BANGKOK – Thailand’s deputy prime minister said yesterday that China has decided against a much-hyped plan to build a high-speed railway running through Thailand, and instead opted for a medium-speed alternative that can support cargo transport.
Despite reports about issues over the project’s funding and possible delays, Pridiyathorn Devakula said construction of the dual-track mid-speed system would likely start in November – although Thai authorities are still weighing funding options.
The project – consisting of two lines linking southern China’s Kunming city to northeast Thailand’s Nong Khai – had been touted as part of Beijing’s high-speed railway diplomacy to further project its economic power in the region.

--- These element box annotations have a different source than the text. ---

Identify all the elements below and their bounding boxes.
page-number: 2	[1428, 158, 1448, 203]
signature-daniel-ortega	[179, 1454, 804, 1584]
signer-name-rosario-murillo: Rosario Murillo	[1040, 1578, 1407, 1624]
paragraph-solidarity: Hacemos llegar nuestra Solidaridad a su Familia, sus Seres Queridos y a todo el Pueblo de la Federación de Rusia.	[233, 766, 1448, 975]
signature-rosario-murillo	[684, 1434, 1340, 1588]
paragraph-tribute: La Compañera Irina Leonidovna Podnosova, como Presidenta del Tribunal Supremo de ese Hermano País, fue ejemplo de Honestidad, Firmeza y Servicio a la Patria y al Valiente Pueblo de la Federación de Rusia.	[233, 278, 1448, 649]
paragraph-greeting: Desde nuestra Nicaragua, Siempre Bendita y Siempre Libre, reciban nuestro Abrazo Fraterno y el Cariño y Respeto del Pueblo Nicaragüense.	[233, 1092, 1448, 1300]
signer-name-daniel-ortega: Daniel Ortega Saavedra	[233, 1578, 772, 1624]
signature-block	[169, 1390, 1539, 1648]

Until December, when Chinese Premier Li Keqiang visited Thailand, Chinese state media still referred to the project as a high-speed railway.
The decision to build a standard gauge, mid-speed line was unexpected, prompting some to describe it as a setback to China’s high-speed railway ambition.
Devakula said Thailand was “convinced” by China to go for slower trains.
“We invited them to do high-speed [railways], but they chose to do medium speed … because they want to have cargo transport as well,” he said in an interview in Hong Kong. “It’s a choice of China, not a choice of Thailand.”
Reports said the two sides had yet to reach an agreement on funding as Thailand considers the interest rate offered by China’s Export-Import (Exim) Bank too high.
The former Bank of Thailand governor also denied reports Bangkok and Beijing had struck a deal to build a canal that would cut through Kra Isthmus to shorten shipping journeys. Instead, Devakula said his government was mulling a plan to build a pipeline – potentially from the southern Satun province to Song Khla province – to facilitate oil transport to East Asian countries.